気付くといつも左側を空けている。
街中を一人で歩いていても、
部屋のソファに腰掛けていても、
気付くといつも左側を空けている。
そして更に滑稽な事に、
その空虚に向かって
僕は時々目をやってしまうんだ。
夏物がディスプレイされる
デパートのショウウィンドウ。
目に入るのはそこに映った僕の姿。
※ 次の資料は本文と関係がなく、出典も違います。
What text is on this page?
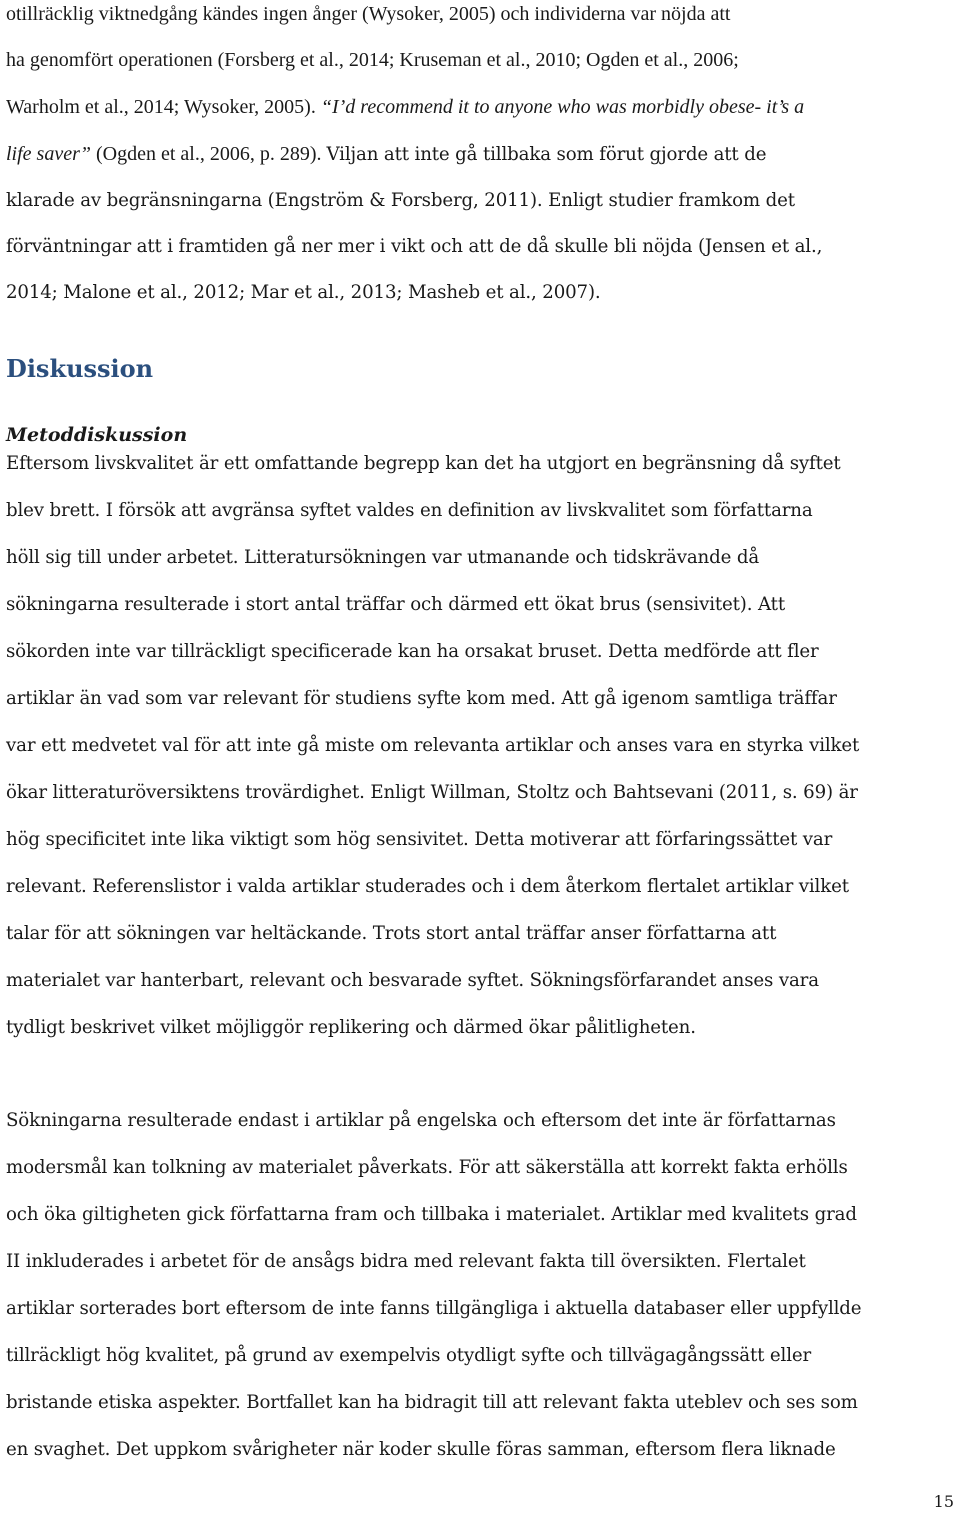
otillräcklig viktnedgång kändes ingen ånger (Wysoker, 2005) och individerna var nöjda att
ha genomfört operationen (Forsberg et al., 2014; Kruseman et al., 2010; Ogden et al., 2006;
Warholm et al., 2014; Wysoker, 2005). “I’d recommend it to anyone who was morbidly obese- it’s a
life saver” (Ogden et al., 2006, p. 289). Viljan att inte gå tillbaka som förut gjorde att de
klarade av begränsningarna (Engström & Forsberg, 2011). Enligt studier framkom det
förväntningar att i framtiden gå ner mer i vikt och att de då skulle bli nöjda (Jensen et al.,
2014; Malone et al., 2012; Mar et al., 2013; Masheb et al., 2007).
Diskussion
Metoddiskussion
Eftersom livskvalitet är ett omfattande begrepp kan det ha utgjort en begränsning då syftet
blev brett. I försök att avgränsa syftet valdes en definition av livskvalitet som författarna
höll sig till under arbetet. Litteratursökningen var utmanande och tidskrävande då
sökningarna resulterade i stort antal träffar och därmed ett ökat brus (sensivitet). Att
sökorden inte var tillräckligt specificerade kan ha orsakat bruset. Detta medförde att fler
artiklar än vad som var relevant för studiens syfte kom med. Att gå igenom samtliga träffar
var ett medvetet val för att inte gå miste om relevanta artiklar och anses vara en styrka vilket
ökar litteraturöversiktens trovärdighet. Enligt Willman, Stoltz och Bahtsevani (2011, s. 69) är
hög specificitet inte lika viktigt som hög sensivitet. Detta motiverar att förfaringssättet var
relevant. Referenslistor i valda artiklar studerades och i dem återkom flertalet artiklar vilket
talar för att sökningen var heltäckande. Trots stort antal träffar anser författarna att
materialet var hanterbart, relevant och besvarade syftet. Sökningsförfarandet anses vara
tydligt beskrivet vilket möjliggör replikering och därmed ökar pålitligheten.
Sökningarna resulterade endast i artiklar på engelska och eftersom det inte är författarnas
modersmål kan tolkning av materialet påverkats. För att säkerställa att korrekt fakta erhölls
och öka giltigheten gick författarna fram och tillbaka i materialet. Artiklar med kvalitets grad
II inkluderades i arbetet för de ansågs bidra med relevant fakta till översikten. Flertalet
artiklar sorterades bort eftersom de inte fanns tillgängliga i aktuella databaser eller uppfyllde
tillräckligt hög kvalitet, på grund av exempelvis otydligt syfte och tillvägagångssätt eller
bristande etiska aspekter. Bortfallet kan ha bidragit till att relevant fakta uteblev och ses som
en svaghet. Det uppkom svårigheter när koder skulle föras samman, eftersom flera liknade
15
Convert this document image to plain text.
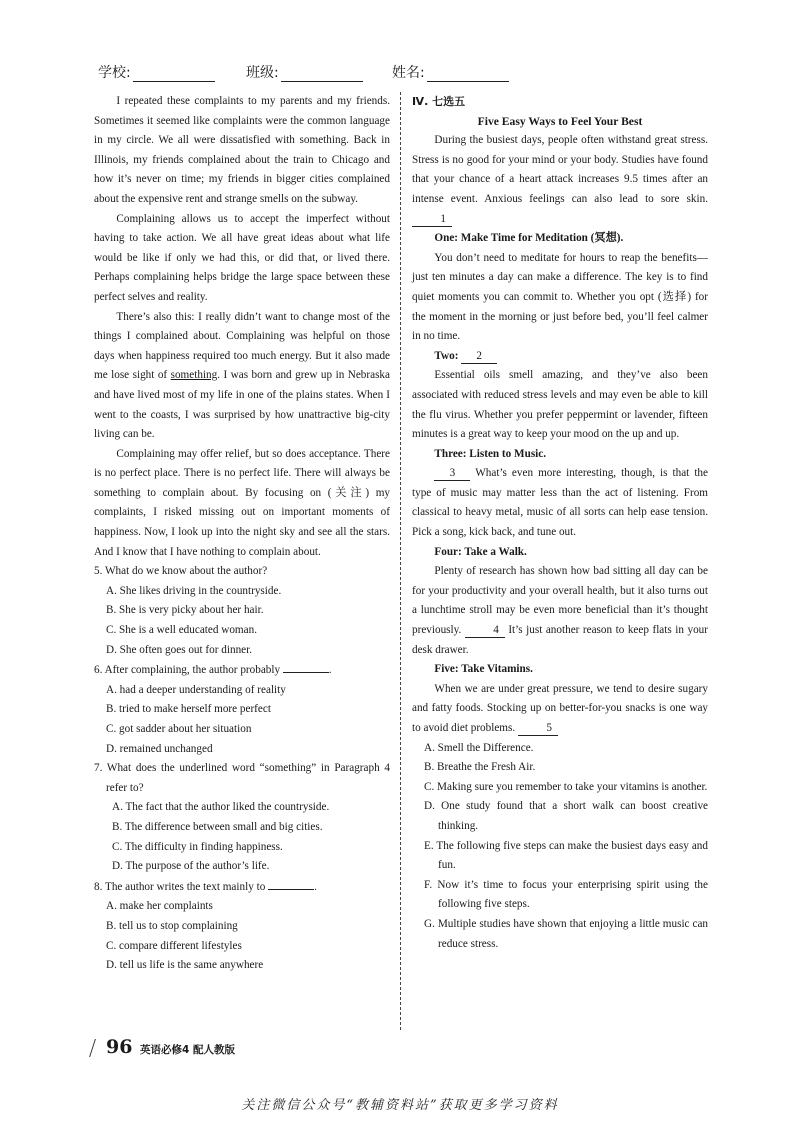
学校:	班级:	姓名:

I repeated these complaints to my parents and my friends. Sometimes it seemed like complaints were the common language in my circle. We all were dissatisfied with something. Back in Illinois, my friends complained about the train to Chicago and how it’s never on time; my friends in bigger cities complained about the expensive rent and strange smells on the subway.

Complaining allows us to accept the imperfect without having to take action. We all have great ideas about what life would be like if only we had this, or did that, or lived there. Perhaps complaining helps bridge the large space between these perfect selves and reality.

There’s also this: I really didn’t want to change most of the things I complained about. Complaining was helpful on those days when happiness required too much energy. But it also made me lose sight of something. I was born and grew up in Nebraska and have lived most of my life in one of the plains states. When I went to the coasts, I was surprised by how unattractive big-city living can be.

Complaining may offer relief, but so does acceptance. There is no perfect place. There is no perfect life. There will always be something to complain about. By focusing on (关注) my complaints, I risked missing out on important moments of happiness. Now, I look up into the night sky and see all the stars. And I know that I have nothing to complain about.

5. What do we know about the author?

A. She likes driving in the countryside.

B. She is very picky about her hair.

C. She is a well educated woman.

D. She often goes out for dinner.

6. After complaining, the author probably	.

A. had a deeper understanding of reality

B. tried to make herself more perfect

C. got sadder about her situation

D. remained unchanged

7. What does the underlined word “something” in Paragraph 4 refer to?

A. The fact that the author liked the countryside.

B. The difference between small and big cities.

C. The difficulty in finding happiness.

D. The purpose of the author’s life.

8. The author writes the text mainly to	.

A. make her complaints

B. tell us to stop complaining

C. compare different lifestyles

D. tell us life is the same anywhere

Ⅳ. 七选五

Five Easy Ways to Feel Your Best

During the busiest days, people often withstand great stress. Stress is no good for your mind or your body. Studies have found that your chance of a heart attack increases 9.5 times after an intense event. Anxious feelings can also lead to sore skin. 1

One: Make Time for Meditation (冥想).

You don’t need to meditate for hours to reap the benefits—just ten minutes a day can make a difference. The key is to find quiet moments you can commit to. Whether you opt (选择) for the moment in the morning or just before bed, you’ll feel calmer in no time.

Two: 2

Essential oils smell amazing, and they’ve also been associated with reduced stress levels and may even be able to kill the flu virus. Whether you prefer peppermint or lavender, fifteen minutes is a great way to keep your mood on the up and up.

Three: Listen to Music.

3 What’s even more interesting, though, is that the type of music may matter less than the act of listening. From classical to heavy metal, music of all sorts can help ease tension. Pick a song, kick back, and tune out.

Four: Take a Walk.

Plenty of research has shown how bad sitting all day can be for your productivity and your overall health, but it also turns out a lunchtime stroll may be even more beneficial than it’s thought previously.	4 It’s just another reason to keep flats in your desk drawer.

Five: Take Vitamins.

When we are under great pressure, we tend to desire sugary and fatty foods. Stocking up on better-for-you snacks is one way to avoid diet problems.	5

A. Smell the Difference.

B. Breathe the Fresh Air.

C. Making sure you remember to take your vitamins is another.

D. One study found that a short walk can boost creative thinking.

E. The following five steps can make the busiest days easy and fun.

F. Now it’s time to focus your enterprising spirit using the following five steps.

G. Multiple studies have shown that enjoying a little music can reduce stress.

96 英语必修4 配人教版
关注微信公众号“教辅资料站”获取更多学习资料
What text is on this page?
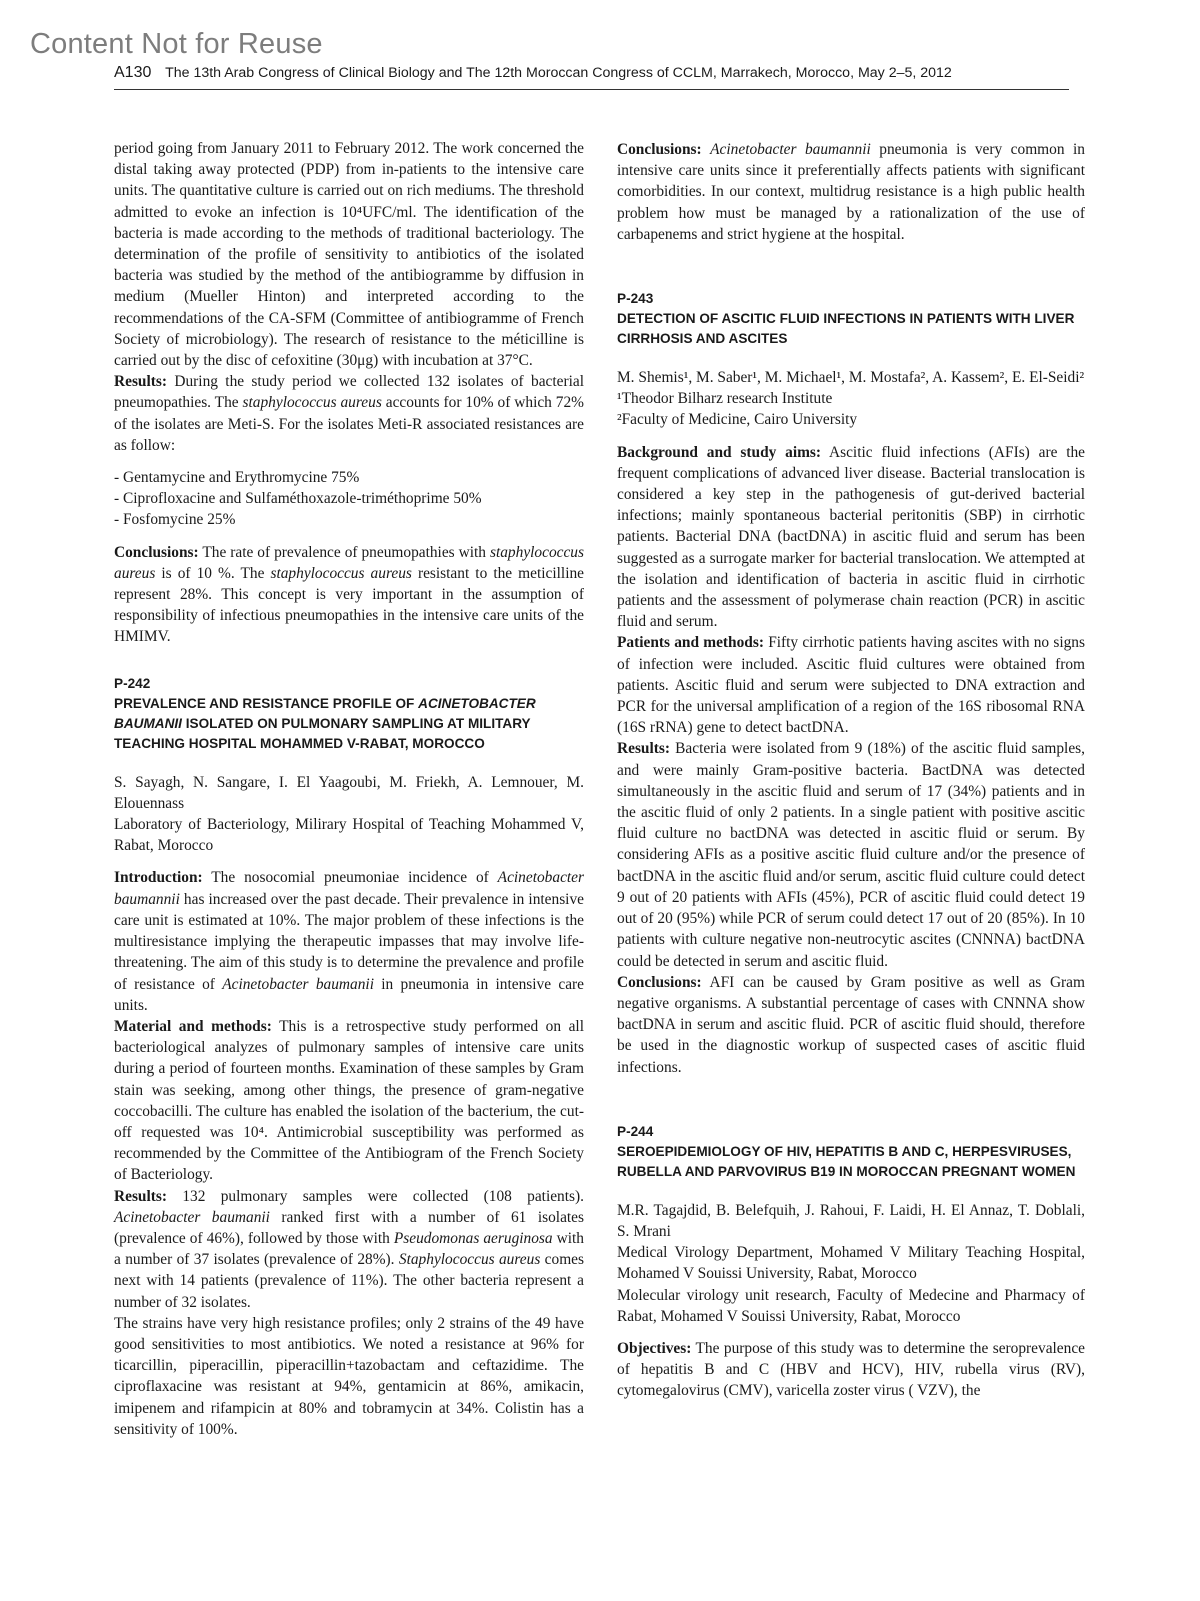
Content Not for Reuse
A130 The 13th Arab Congress of Clinical Biology and The 12th Moroccan Congress of CCLM, Marrakech, Morocco, May 2–5, 2012

period going from January 2011 to February 2012. The work concerned the distal taking away protected (PDP) from in-patients to the intensive care units. The quantitative culture is carried out on rich mediums. The threshold admitted to evoke an infection is 10⁴UFC/ml. The identification of the bacteria is made according to the methods of traditional bacteriology. The determination of the profile of sensitivity to antibiotics of the isolated bacteria was studied by the method of the antibiogramme by diffusion in medium (Mueller Hinton) and interpreted according to the recommendations of the CA-SFM (Committee of antibiogramme of French Society of microbiology). The research of resistance to the méticilline is carried out by the disc of cefoxitine (30μg) with incubation at 37°C.

Results: During the study period we collected 132 isolates of bacterial pneumopathies. The staphylococcus aureus accounts for 10% of which 72% of the isolates are Meti-S. For the isolates Meti-R associated resistances are as follow:

- Gentamycine and Erythromycine 75%
- Ciprofloxacine and Sulfaméthoxazole-triméthoprime 50%
- Fosfomycine 25%

Conclusions: The rate of prevalence of pneumopathies with staphylococcus aureus is of 10 %. The staphylococcus aureus resistant to the meticilline represent 28%. This concept is very important in the assumption of responsibility of infectious pneumopathies in the intensive care units of the HMIMV.

P-242
PREVALENCE AND RESISTANCE PROFILE OF ACINETOBACTER BAUMANII ISOLATED ON PULMONARY SAMPLING AT MILITARY TEACHING HOSPITAL MOHAMMED V-RABAT, MOROCCO

S. Sayagh, N. Sangare, I. El Yaagoubi, M. Friekh, A. Lemnouer, M. Elouennass

Laboratory of Bacteriology, Milirary Hospital of Teaching Mohammed V, Rabat, Morocco

Introduction: The nosocomial pneumoniae incidence of Acinetobacter baumannii has increased over the past decade. Their prevalence in intensive care unit is estimated at 10%. The major problem of these infections is the multiresistance implying the therapeutic impasses that may involve life-threatening. The aim of this study is to determine the prevalence and profile of resistance of Acinetobacter baumanii in pneumonia in intensive care units.

Material and methods: This is a retrospective study performed on all bacteriological analyzes of pulmonary samples of intensive care units during a period of fourteen months. Examination of these samples by Gram stain was seeking, among other things, the presence of gram-negative coccobacilli. The culture has enabled the isolation of the bacterium, the cut-off requested was 10⁴. Antimicrobial susceptibility was performed as recommended by the Committee of the Antibiogram of the French Society of Bacteriology.

Results: 132 pulmonary samples were collected (108 patients). Acinetobacter baumanii ranked first with a number of 61 isolates (prevalence of 46%), followed by those with Pseudomonas aeruginosa with a number of 37 isolates (prevalence of 28%). Staphylococcus aureus comes next with 14 patients (prevalence of 11%). The other bacteria represent a number of 32 isolates.

The strains have very high resistance profiles; only 2 strains of the 49 have good sensitivities to most antibiotics. We noted a resistance at 96% for ticarcillin, piperacillin, piperacillin+tazobactam and ceftazidime. The ciproflaxacine was resistant at 94%, gentamicin at 86%, amikacin, imipenem and rifampicin at 80% and tobramycin at 34%. Colistin has a sensitivity of 100%.

Conclusions: Acinetobacter baumannii pneumonia is very common in intensive care units since it preferentially affects patients with significant comorbidities. In our context, multidrug resistance is a high public health problem how must be managed by a rationalization of the use of carbapenems and strict hygiene at the hospital.

P-243
DETECTION OF ASCITIC FLUID INFECTIONS IN PATIENTS WITH LIVER CIRRHOSIS AND ASCITES

M. Shemis¹, M. Saber¹, M. Michael¹, M. Mostafa², A. Kassem², E. El-Seidi²

¹Theodor Bilharz research Institute

²Faculty of Medicine, Cairo University

Background and study aims: Ascitic fluid infections (AFIs) are the frequent complications of advanced liver disease. Bacterial translocation is considered a key step in the pathogenesis of gut-derived bacterial infections; mainly spontaneous bacterial peritonitis (SBP) in cirrhotic patients. Bacterial DNA (bactDNA) in ascitic fluid and serum has been suggested as a surrogate marker for bacterial translocation. We attempted at the isolation and identification of bacteria in ascitic fluid in cirrhotic patients and the assessment of polymerase chain reaction (PCR) in ascitic fluid and serum.

Patients and methods: Fifty cirrhotic patients having ascites with no signs of infection were included. Ascitic fluid cultures were obtained from patients. Ascitic fluid and serum were subjected to DNA extraction and PCR for the universal amplification of a region of the 16S ribosomal RNA (16S rRNA) gene to detect bactDNA.

Results: Bacteria were isolated from 9 (18%) of the ascitic fluid samples, and were mainly Gram-positive bacteria. BactDNA was detected simultaneously in the ascitic fluid and serum of 17 (34%) patients and in the ascitic fluid of only 2 patients. In a single patient with positive ascitic fluid culture no bactDNA was detected in ascitic fluid or serum. By considering AFIs as a positive ascitic fluid culture and/or the presence of bactDNA in the ascitic fluid and/or serum, ascitic fluid culture could detect 9 out of 20 patients with AFIs (45%), PCR of ascitic fluid could detect 19 out of 20 (95%) while PCR of serum could detect 17 out of 20 (85%). In 10 patients with culture negative non-neutrocytic ascites (CNNNA) bactDNA could be detected in serum and ascitic fluid.

Conclusions: AFI can be caused by Gram positive as well as Gram negative organisms. A substantial percentage of cases with CNNNA show bactDNA in serum and ascitic fluid. PCR of ascitic fluid should, therefore be used in the diagnostic workup of suspected cases of ascitic fluid infections.

P-244
SEROEPIDEMIOLOGY OF HIV, HEPATITIS B AND C, HERPESVIRUSES, RUBELLA AND PARVOVIRUS B19 IN MOROCCAN PREGNANT WOMEN

M.R. Tagajdid, B. Belefquih, J. Rahoui, F. Laidi, H. El Annaz, T. Doblali, S. Mrani

Medical Virology Department, Mohamed V Military Teaching Hospital, Mohamed V Souissi University, Rabat, Morocco

Molecular virology unit research, Faculty of Medecine and Pharmacy of Rabat, Mohamed V Souissi University, Rabat, Morocco

Objectives: The purpose of this study was to determine the seroprevalence of hepatitis B and C (HBV and HCV), HIV, rubella virus (RV), cytomegalovirus (CMV), varicella zoster virus ( VZV), the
苦笑い。
『理由なんて、無いけど』
そう言って彼女はまた 僕の左側にまわった。
こっちのが、好き。そう言って目を細める。
変なの、とつぶやきながらも僕は左手を出して、
シルバーリングをはめた太い指に
彼女の細い指が絡まった。
左手。いつも左手にひんやりとして、
でも暖かい感触があって。
左側に視線をうつして 目を合わせるのが好きだった。
街の人ごみの中でも、
お互いの声が聞こえないくらいの喧騒の中でも、
そうやって目を合わせて、その度彼女は目を細めた。
僕はいつも極力表情を変えずに
目線を戻し、少しだけ指に力を込めた。
僕の歩幅は大きかったから、
彼女は僕より少し後ろを歩く形になって
時々、速いよ、と手を引いた。
その度少しだけ振り返るような形で左を向いて。
それから少しだけゆっくり歩く。
狭い歩道で2人、横に並ぶのは窮屈で、
でも知らないフリして彼女が歩きやすいように左側を空けた。
ちょっと車に轢かれそうだったけど。
すれ違う人は迷惑そうな顔をしてたけど。
映画館の座席でも、家のソファに座っても、
当たり前だけど車の座席も、そして眠るときも、
左側に居て、左手を伸ばすとキュッと指を絡めてきて。
その度 左側に目をやって。
だからいつでも 左側を空けていた。
『お前の指定席だよ』ってクサイ台詞は
絶対に言うことは無かったけど、
こっちのが、好き。そう言って目を細める顔を見る度に、
ずっと空けておこうと思ってた。
デパートのショウウィンドウのマネキンが厚着を始めた頃、
左手を伸ばしても、
シルバーリングをはめた太い指に細い指は絡まなかった。
相変わらず僕は大またで、
狭い道でも左側を空けて歩いて。
すれ違う人はみんな僕の左側を歩いていく。
自分でもこれは滑稽なことだと思うのだけれども、
気付くといつも左側を空けている。
街中を一人で歩いていても、
部屋のソファに腰掛けていても、
気付くといつも左側を空けている。
そして更に滑稽な事に、
その空虚に向かって僕は時々目をやってしまうんだ。
そして、今日も左側を。見通しの良い、左側を。
チッ。あのベンチに座ってる子、
もうちょっと足を広げてくれたら、見えるのになぁ。